Booooooo to Unrealistic Expectations

Societal expectations are often contradicting; especially in the sense of expressing individuality, yet being expected to conform to a societal standard of ‘normality.’ In Susan Stinson’s novel, “Martha Moody,” there is a specific moment that articulates this contradiction when Amanda is harshly criticized for her appearance.

““Have you lost all Christian decency?” I shrugged and kept walking, but my face burned… She turned her horse to look after me. “We pray for you.” I stopped and breathed the dust I’d kicked up, then turned to face her. I thought I was going to thank her with quiet sarcasm, I thought I was just tucking the long tail of John’s shirt, but my hands had grown bolder since I had been on my own, and they pulled the shirt tails out of my waistband and lifted them to show Theda my white belly where in the public of the road. Theda looked at me impassively, as if she were made of salt… “You’re a lunatic,” then (Theda) headed into town. I didn’t bother to tuck in my shirt, but let if flap the whole way home” (126-127).

         In this passage, Theda is acting out the role of society by criticizing Amanda for expressing herself simply because the way of expression is not ‘decent’ or ladylike. Not to mention the subtle stab at Amanda’s large body. This is problematic because when people are told to be true to themselves, it appears to only be acceptable when a person’s true self is suitable to unrealistic expectations; in this case, having a skinny body. A parallel example is the expectation of being a heterosexual individual. The contradiction is found when a non-heterosexual individual is told (by society, family, friends, etc.) to be themselves, yet since society is so heteronormative, anybody outside of that box is at a disadvantage.

I felt very connected to this theme because I’ve been struggling with figuring out how I’m supposed to express myself freely, while also feeling like I have to fit into the heteronormative stereotype.
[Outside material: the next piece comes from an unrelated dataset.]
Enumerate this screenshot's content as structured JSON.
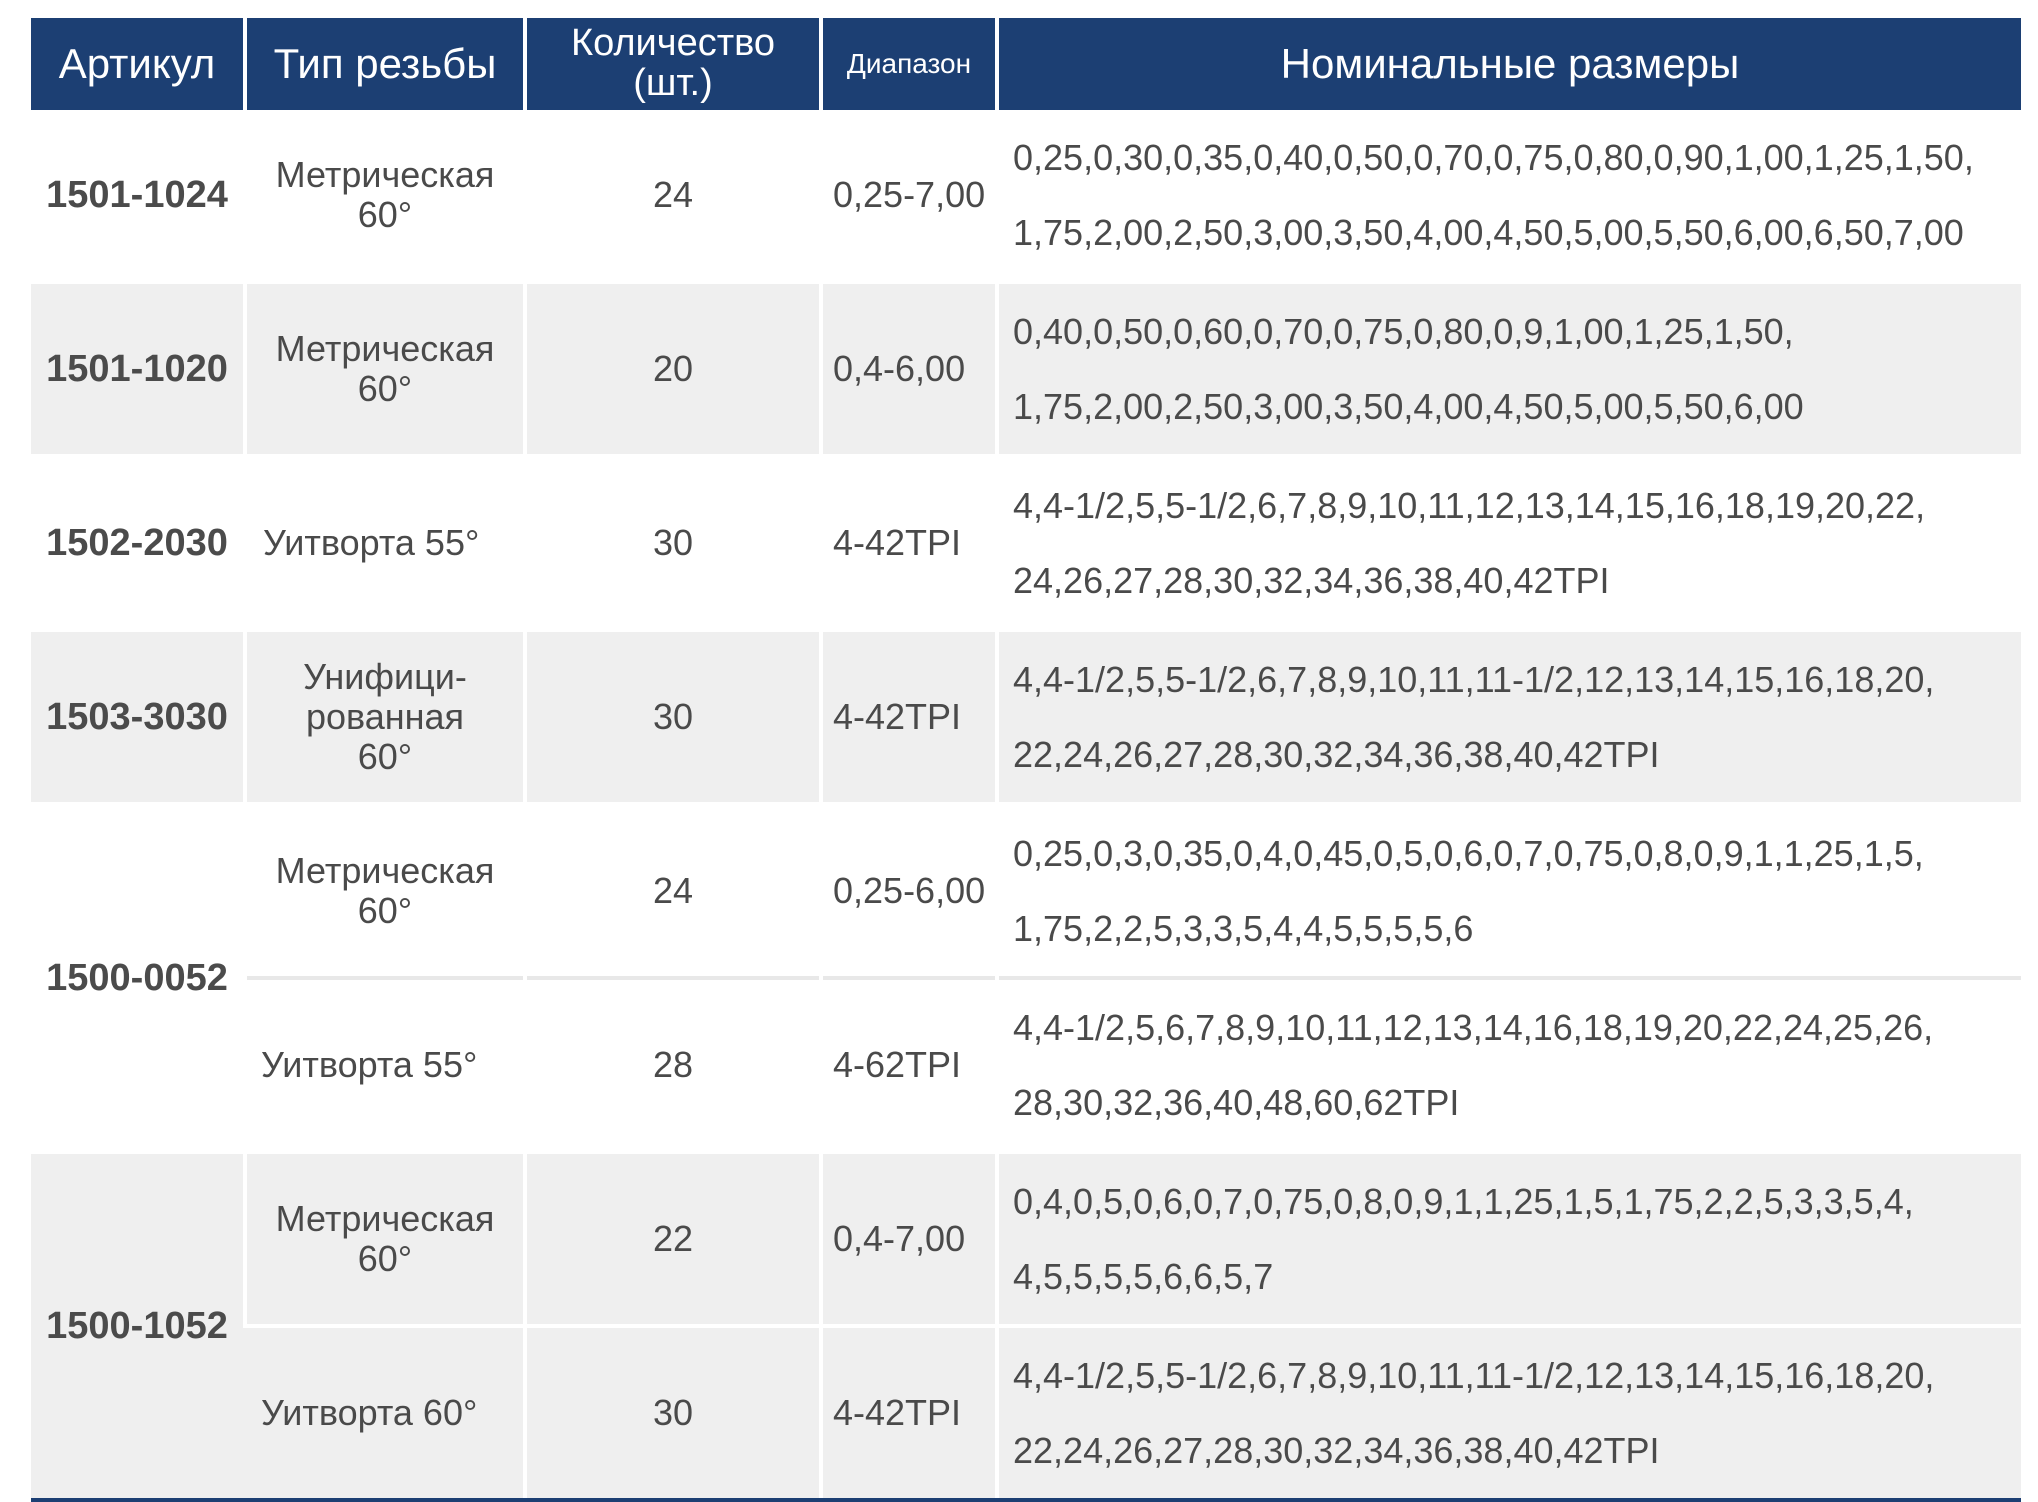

I identify as queer, and when I first told my mom, she seemed accepting and nonjudgmental. However, in a later conversation that I had with her, she said, “you probably shouldn’t be telling everyone” and “you’ll have to decide at some point how you want to be perceived” and “you’ll have to choose what you want your family to look like and who you want to marry.” These comments made me feel like I should hide my true self, and instead conform to an expectation that is not meant for me. She had always taught me that it doesn’t matter what other people think and that I should always be true myself, yet when my true self was different from her expectation (and society’s for that matter), that message disappeared in an instant. She claimed that she was saying these things because she didn’t want me to get hurt, possibly similar to how Theda said that she prays for Amanda; in a way that indirectly suggests that I change and conform. However, I have absolutely no need to change myself in order to cater to an expectation that I will never fit into. I will continue to express my true self throughout my life. And like Amanda, I will flaunt my authentic self in front of those who discourage me and carry on holding my head up high.
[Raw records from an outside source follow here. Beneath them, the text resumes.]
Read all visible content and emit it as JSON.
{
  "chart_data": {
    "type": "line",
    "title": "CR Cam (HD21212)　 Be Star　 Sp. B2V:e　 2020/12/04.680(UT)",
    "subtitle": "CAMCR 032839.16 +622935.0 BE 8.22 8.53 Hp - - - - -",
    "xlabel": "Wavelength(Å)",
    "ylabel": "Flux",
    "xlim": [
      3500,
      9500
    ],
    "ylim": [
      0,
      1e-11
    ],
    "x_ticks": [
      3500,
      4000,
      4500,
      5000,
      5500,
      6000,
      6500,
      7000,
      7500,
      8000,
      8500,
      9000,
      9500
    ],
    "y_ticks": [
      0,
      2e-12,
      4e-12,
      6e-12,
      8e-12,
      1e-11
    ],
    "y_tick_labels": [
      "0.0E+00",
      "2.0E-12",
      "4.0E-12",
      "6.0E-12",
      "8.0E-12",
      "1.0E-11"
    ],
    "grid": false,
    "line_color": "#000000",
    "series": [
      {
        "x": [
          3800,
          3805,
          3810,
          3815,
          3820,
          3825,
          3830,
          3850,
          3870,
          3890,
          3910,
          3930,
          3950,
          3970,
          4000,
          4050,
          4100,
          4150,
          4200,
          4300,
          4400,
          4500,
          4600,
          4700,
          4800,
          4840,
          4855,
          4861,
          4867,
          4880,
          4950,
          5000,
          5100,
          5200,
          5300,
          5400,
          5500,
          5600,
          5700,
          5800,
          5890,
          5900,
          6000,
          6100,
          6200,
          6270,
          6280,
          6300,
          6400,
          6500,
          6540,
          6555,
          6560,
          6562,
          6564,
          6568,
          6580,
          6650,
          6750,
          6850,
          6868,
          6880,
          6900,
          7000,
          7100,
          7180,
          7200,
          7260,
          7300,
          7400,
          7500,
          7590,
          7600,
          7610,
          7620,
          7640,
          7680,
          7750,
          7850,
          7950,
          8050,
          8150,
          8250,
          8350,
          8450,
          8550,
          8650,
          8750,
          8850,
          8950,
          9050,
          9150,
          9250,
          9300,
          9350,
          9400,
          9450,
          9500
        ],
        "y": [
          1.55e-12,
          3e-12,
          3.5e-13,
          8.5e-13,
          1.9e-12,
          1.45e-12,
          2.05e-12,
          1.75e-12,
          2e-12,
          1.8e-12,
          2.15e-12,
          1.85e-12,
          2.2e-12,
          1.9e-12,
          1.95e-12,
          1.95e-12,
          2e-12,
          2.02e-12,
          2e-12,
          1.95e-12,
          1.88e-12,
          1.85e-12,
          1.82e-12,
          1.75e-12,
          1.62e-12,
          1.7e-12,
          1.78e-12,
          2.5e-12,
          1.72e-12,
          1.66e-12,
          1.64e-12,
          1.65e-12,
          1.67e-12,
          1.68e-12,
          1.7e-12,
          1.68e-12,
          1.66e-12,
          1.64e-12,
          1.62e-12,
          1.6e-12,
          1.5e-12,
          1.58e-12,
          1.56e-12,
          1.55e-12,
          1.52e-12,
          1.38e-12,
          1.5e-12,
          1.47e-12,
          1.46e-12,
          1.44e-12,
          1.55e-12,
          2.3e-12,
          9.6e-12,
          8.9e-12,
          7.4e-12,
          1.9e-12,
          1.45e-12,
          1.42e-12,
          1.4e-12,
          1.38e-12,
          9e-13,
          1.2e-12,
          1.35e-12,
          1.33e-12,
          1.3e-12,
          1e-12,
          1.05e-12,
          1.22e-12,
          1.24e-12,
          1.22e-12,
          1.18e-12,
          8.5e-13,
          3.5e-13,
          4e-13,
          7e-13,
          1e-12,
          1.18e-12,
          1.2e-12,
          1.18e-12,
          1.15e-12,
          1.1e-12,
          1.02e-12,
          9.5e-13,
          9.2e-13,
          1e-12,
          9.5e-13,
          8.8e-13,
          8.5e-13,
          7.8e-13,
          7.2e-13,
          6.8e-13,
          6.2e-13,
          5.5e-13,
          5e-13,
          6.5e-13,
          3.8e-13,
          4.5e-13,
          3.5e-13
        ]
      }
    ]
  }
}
2 thoughts on “Booooooo to Unrealistic Expectations”

  1. I felt such a connection to this passage as well! It made me consider those moments when I wore, said, did what I wanted in confrontational situations like the one Amanda faced. She thought she was just going to brush over the situation but ended up taking a stance instead. At those times in my life, did I actively choose to take a stance or did I just exist as myself in that moment? I wonder if, at times, there isn’t a difference between the two cases and I think there is no difference here for Amanda. Yet, taking this stance wasn’t some sort of fight for her; she had simply grown in her time alone and was ready to flaunt her authentic self, as you said. Maybe it is a major battle to live authentically in front of everyone, everyday. But I think it is also a continued personal demonstration of self love and acceptance.

  2. Growing up we are told that we should be our truest selves. But, when you deviate from society, fear becomes apparent. Parents are afraid of how you will be treated by others and want to protect you but it is also damaging in itself; it makes you want to hide (like you said). There is a message that you won’t be completely accepted. I think for a long time Martha wanted to hide, (not just Amanda) from her father and society; even Amanda felt the need to hide before she was letting her un-conformed self come out.